A point that was brought up really hit home: the reason why many people get into library work in general, and archival work in particular, is that they "like books." In the archival world, processors often get to deal first hand with the unique, rare and personal. What Meissner & Greene suggest is that without special directive and/or funding, the processor should do no "research" at anything below the series level - no description.

Eliminating this close contact with the item level will also greatly reduce the possibility that the archivist will find something of value, of sensitivity, or close relationship to another collection. But the possibilities that we fantasize about in this regard, the researchers claim, are not worth the real-life slowdown in processing that every collection suffers from with such a labor-intensive approach.

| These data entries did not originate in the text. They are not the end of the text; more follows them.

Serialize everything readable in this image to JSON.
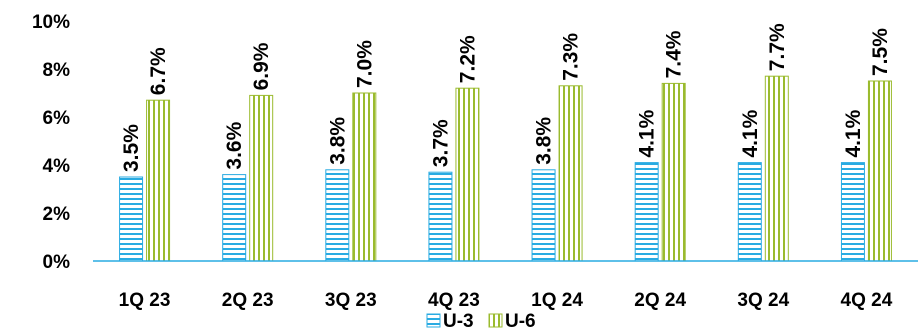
{
  "chart_data": {
    "type": "bar",
    "categories": [
      "1Q 23",
      "2Q 23",
      "3Q 23",
      "4Q 23",
      "1Q 24",
      "2Q 24",
      "3Q 24",
      "4Q 24"
    ],
    "series": [
      {
        "name": "U-3",
        "values": [
          3.5,
          3.6,
          3.8,
          3.7,
          3.8,
          4.1,
          4.1,
          4.1
        ],
        "labels": [
          "3.5%",
          "3.6%",
          "3.8%",
          "3.7%",
          "3.8%",
          "4.1%",
          "4.1%",
          "4.1%"
        ],
        "color": "#29ABE2",
        "pattern": "horizontal-lines"
      },
      {
        "name": "U-6",
        "values": [
          6.7,
          6.9,
          7.0,
          7.2,
          7.3,
          7.4,
          7.7,
          7.5
        ],
        "labels": [
          "6.7%",
          "6.9%",
          "7.0%",
          "7.2%",
          "7.3%",
          "7.4%",
          "7.7%",
          "7.5%"
        ],
        "color": "#9BBB2F",
        "pattern": "vertical-lines"
      }
    ],
    "yticks": [
      "0%",
      "2%",
      "4%",
      "6%",
      "8%",
      "10%"
    ],
    "ylim": [
      0,
      10
    ],
    "grid": false,
    "legend": "bottom-center",
    "title": "",
    "xlabel": "",
    "ylabel": ""
  }
}
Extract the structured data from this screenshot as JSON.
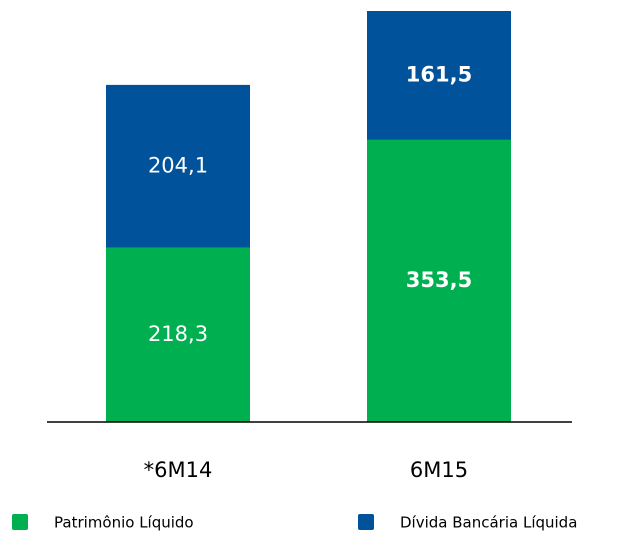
{
  "chart_data": {
    "type": "stacked_bar",
    "categories": [
      "*6M14",
      "6M15"
    ],
    "series": [
      {
        "name": "Patrimônio Líquido",
        "color": "#00b050",
        "values": [
          218.3,
          353.5
        ],
        "value_labels": [
          "218,3",
          "353,5"
        ]
      },
      {
        "name": "Dívida Bancária Líquida",
        "color": "#00529b",
        "values": [
          204.1,
          161.5
        ],
        "value_labels": [
          "204,1",
          "161,5"
        ]
      }
    ],
    "legend": "bottom"
  }
}
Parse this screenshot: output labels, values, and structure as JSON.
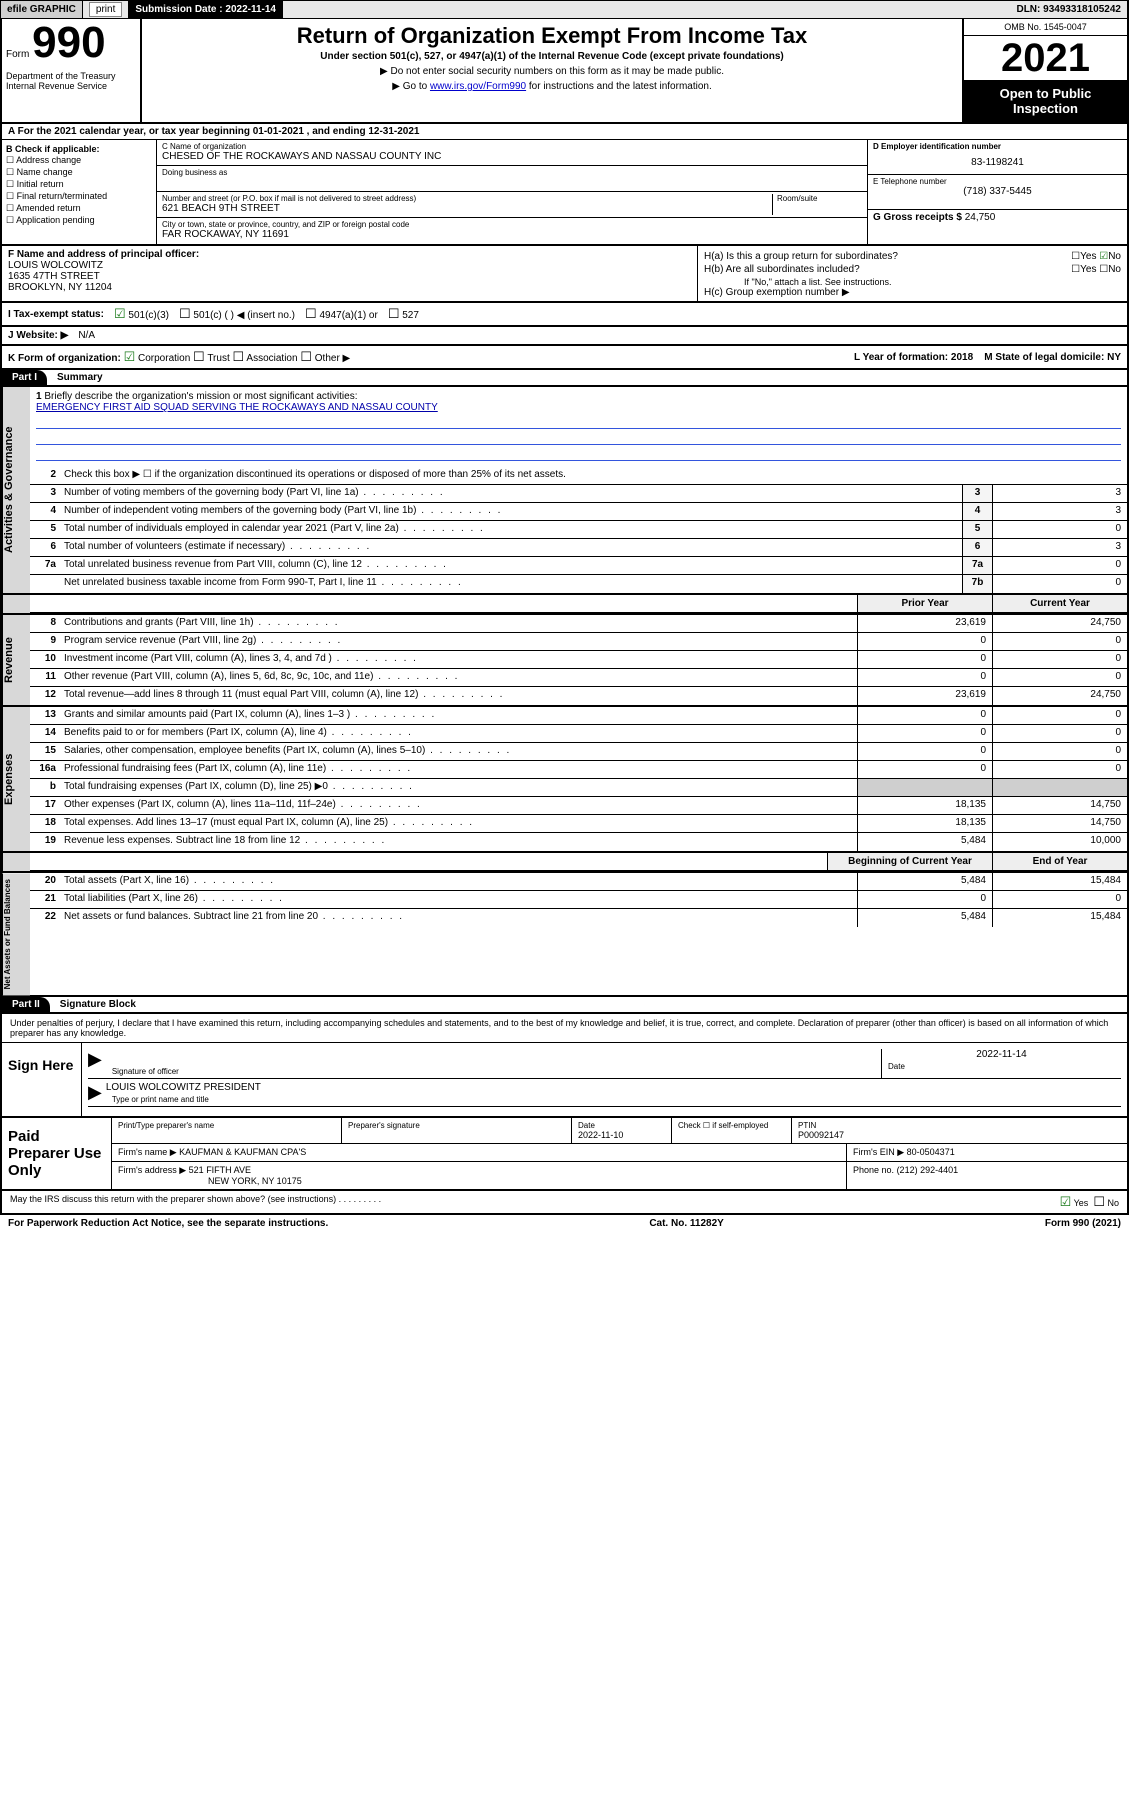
{
  "topbar": {
    "efile": "efile GRAPHIC",
    "print": "print",
    "sub_label": "Submission Date :",
    "sub_date": "2022-11-14",
    "dln": "DLN: 93493318105242"
  },
  "header": {
    "form_word": "Form",
    "form_num": "990",
    "dept": "Department of the Treasury Internal Revenue Service",
    "title": "Return of Organization Exempt From Income Tax",
    "sub": "Under section 501(c), 527, or 4947(a)(1) of the Internal Revenue Code (except private foundations)",
    "note1": "Do not enter social security numbers on this form as it may be made public.",
    "note2_pre": "Go to ",
    "note2_link": "www.irs.gov/Form990",
    "note2_post": " for instructions and the latest information.",
    "omb": "OMB No. 1545-0047",
    "year": "2021",
    "open": "Open to Public Inspection"
  },
  "row_a": "For the 2021 calendar year, or tax year beginning 01-01-2021   , and ending 12-31-2021",
  "col_b": {
    "hdr": "B Check if applicable:",
    "items": [
      "Address change",
      "Name change",
      "Initial return",
      "Final return/terminated",
      "Amended return",
      "Application pending"
    ]
  },
  "col_c": {
    "name_lbl": "C Name of organization",
    "name": "CHESED OF THE ROCKAWAYS AND NASSAU COUNTY INC",
    "dba_lbl": "Doing business as",
    "dba": "",
    "addr_lbl": "Number and street (or P.O. box if mail is not delivered to street address)",
    "room_lbl": "Room/suite",
    "addr": "621 BEACH 9TH STREET",
    "city_lbl": "City or town, state or province, country, and ZIP or foreign postal code",
    "city": "FAR ROCKAWAY, NY  11691"
  },
  "col_de": {
    "d_lbl": "D Employer identification number",
    "d_val": "83-1198241",
    "e_lbl": "E Telephone number",
    "e_val": "(718) 337-5445",
    "g_lbl": "G Gross receipts $",
    "g_val": "24,750"
  },
  "block_f": {
    "f_lbl": "F Name and address of principal officer:",
    "f_name": "LOUIS WOLCOWITZ",
    "f_addr1": "1635 47TH STREET",
    "f_addr2": "BROOKLYN, NY  11204"
  },
  "block_h": {
    "ha": "H(a)  Is this a group return for subordinates?",
    "hb": "H(b)  Are all subordinates included?",
    "hb_note": "If \"No,\" attach a list. See instructions.",
    "hc": "H(c)  Group exemption number ▶",
    "yes": "Yes",
    "no": "No"
  },
  "row_i": {
    "lbl": "I  Tax-exempt status:",
    "opts": [
      "501(c)(3)",
      "501(c) (  ) ◀ (insert no.)",
      "4947(a)(1) or",
      "527"
    ]
  },
  "row_j": {
    "lbl": "J  Website: ▶",
    "val": "N/A"
  },
  "row_k": {
    "lbl": "K Form of organization:",
    "opts": [
      "Corporation",
      "Trust",
      "Association",
      "Other ▶"
    ],
    "l": "L Year of formation: 2018",
    "m": "M State of legal domicile: NY"
  },
  "part1": {
    "hdr": "Part I",
    "title": "Summary"
  },
  "summary_gov": {
    "vtab": "Activities & Governance",
    "l1_lbl": "Briefly describe the organization's mission or most significant activities:",
    "l1_txt": "EMERGENCY FIRST AID SQUAD SERVING THE ROCKAWAYS AND NASSAU COUNTY",
    "l2": "Check this box ▶ ☐  if the organization discontinued its operations or disposed of more than 25% of its net assets.",
    "lines": [
      {
        "n": "3",
        "t": "Number of voting members of the governing body (Part VI, line 1a)",
        "b": "3",
        "v": "3"
      },
      {
        "n": "4",
        "t": "Number of independent voting members of the governing body (Part VI, line 1b)",
        "b": "4",
        "v": "3"
      },
      {
        "n": "5",
        "t": "Total number of individuals employed in calendar year 2021 (Part V, line 2a)",
        "b": "5",
        "v": "0"
      },
      {
        "n": "6",
        "t": "Total number of volunteers (estimate if necessary)",
        "b": "6",
        "v": "3"
      },
      {
        "n": "7a",
        "t": "Total unrelated business revenue from Part VIII, column (C), line 12",
        "b": "7a",
        "v": "0"
      },
      {
        "n": "",
        "t": "Net unrelated business taxable income from Form 990-T, Part I, line 11",
        "b": "7b",
        "v": "0"
      }
    ]
  },
  "cols_hdr": {
    "prior": "Prior Year",
    "current": "Current Year"
  },
  "revenue": {
    "vtab": "Revenue",
    "lines": [
      {
        "n": "8",
        "t": "Contributions and grants (Part VIII, line 1h)",
        "p": "23,619",
        "c": "24,750"
      },
      {
        "n": "9",
        "t": "Program service revenue (Part VIII, line 2g)",
        "p": "0",
        "c": "0"
      },
      {
        "n": "10",
        "t": "Investment income (Part VIII, column (A), lines 3, 4, and 7d )",
        "p": "0",
        "c": "0"
      },
      {
        "n": "11",
        "t": "Other revenue (Part VIII, column (A), lines 5, 6d, 8c, 9c, 10c, and 11e)",
        "p": "0",
        "c": "0"
      },
      {
        "n": "12",
        "t": "Total revenue—add lines 8 through 11 (must equal Part VIII, column (A), line 12)",
        "p": "23,619",
        "c": "24,750"
      }
    ]
  },
  "expenses": {
    "vtab": "Expenses",
    "lines": [
      {
        "n": "13",
        "t": "Grants and similar amounts paid (Part IX, column (A), lines 1–3 )",
        "p": "0",
        "c": "0"
      },
      {
        "n": "14",
        "t": "Benefits paid to or for members (Part IX, column (A), line 4)",
        "p": "0",
        "c": "0"
      },
      {
        "n": "15",
        "t": "Salaries, other compensation, employee benefits (Part IX, column (A), lines 5–10)",
        "p": "0",
        "c": "0"
      },
      {
        "n": "16a",
        "t": "Professional fundraising fees (Part IX, column (A), line 11e)",
        "p": "0",
        "c": "0"
      },
      {
        "n": "b",
        "t": "Total fundraising expenses (Part IX, column (D), line 25) ▶0",
        "p": "",
        "c": "",
        "shade": true
      },
      {
        "n": "17",
        "t": "Other expenses (Part IX, column (A), lines 11a–11d, 11f–24e)",
        "p": "18,135",
        "c": "14,750"
      },
      {
        "n": "18",
        "t": "Total expenses. Add lines 13–17 (must equal Part IX, column (A), line 25)",
        "p": "18,135",
        "c": "14,750"
      },
      {
        "n": "19",
        "t": "Revenue less expenses. Subtract line 18 from line 12",
        "p": "5,484",
        "c": "10,000"
      }
    ]
  },
  "cols_hdr2": {
    "prior": "Beginning of Current Year",
    "current": "End of Year"
  },
  "netassets": {
    "vtab": "Net Assets or Fund Balances",
    "lines": [
      {
        "n": "20",
        "t": "Total assets (Part X, line 16)",
        "p": "5,484",
        "c": "15,484"
      },
      {
        "n": "21",
        "t": "Total liabilities (Part X, line 26)",
        "p": "0",
        "c": "0"
      },
      {
        "n": "22",
        "t": "Net assets or fund balances. Subtract line 21 from line 20",
        "p": "5,484",
        "c": "15,484"
      }
    ]
  },
  "part2": {
    "hdr": "Part II",
    "title": "Signature Block"
  },
  "sig": {
    "decl": "Under penalties of perjury, I declare that I have examined this return, including accompanying schedules and statements, and to the best of my knowledge and belief, it is true, correct, and complete. Declaration of preparer (other than officer) is based on all information of which preparer has any knowledge.",
    "sign_here": "Sign Here",
    "sig_of": "Signature of officer",
    "date_lbl": "Date",
    "date_val": "2022-11-14",
    "name_title": "LOUIS WOLCOWITZ  PRESIDENT",
    "name_lbl": "Type or print name and title"
  },
  "prep": {
    "lab": "Paid Preparer Use Only",
    "h1": "Print/Type preparer's name",
    "h2": "Preparer's signature",
    "h3": "Date",
    "h3v": "2022-11-10",
    "h4": "Check ☐ if self-employed",
    "h5": "PTIN",
    "h5v": "P00092147",
    "firm_lbl": "Firm's name    ▶",
    "firm": "KAUFMAN & KAUFMAN CPA'S",
    "ein_lbl": "Firm's EIN ▶",
    "ein": "80-0504371",
    "addr_lbl": "Firm's address ▶",
    "addr1": "521 FIFTH AVE",
    "addr2": "NEW YORK, NY  10175",
    "phone_lbl": "Phone no.",
    "phone": "(212) 292-4401"
  },
  "footer": {
    "discuss": "May the IRS discuss this return with the preparer shown above? (see instructions)",
    "yes": "Yes",
    "no": "No",
    "pra": "For Paperwork Reduction Act Notice, see the separate instructions.",
    "cat": "Cat. No. 11282Y",
    "form": "Form 990 (2021)"
  }
}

Another question is that of acquisitions. Given the possibility that Meissner & Greene's approach takes hold (possible, maybe not probable) and collections are processed much faster and at a shallower level, would this affect the mindset with which new collections would be acquired? Surely the equations of time, research access and human resources would shift so dramatically that accessioning would be changed in a some fashion.

Finally, I wanted to throw my two cents in about metadata creation. I believe that the study has implications for the world of metadata creation in general, not just in the world of archives.

The paper resulting from the study, which has not yet been published, has the working title of "More Product, Less Process." This is in line with how I have been thinking overall about metadata for digital collections. It is important to work toward streamlining the process in a way that balances efficiency with sufficient access. I further believe that our goal should be to work towards enhancing our skills, models and approaches using grant funding, allowing us to fold metadata creation into projects as part of our regular duties.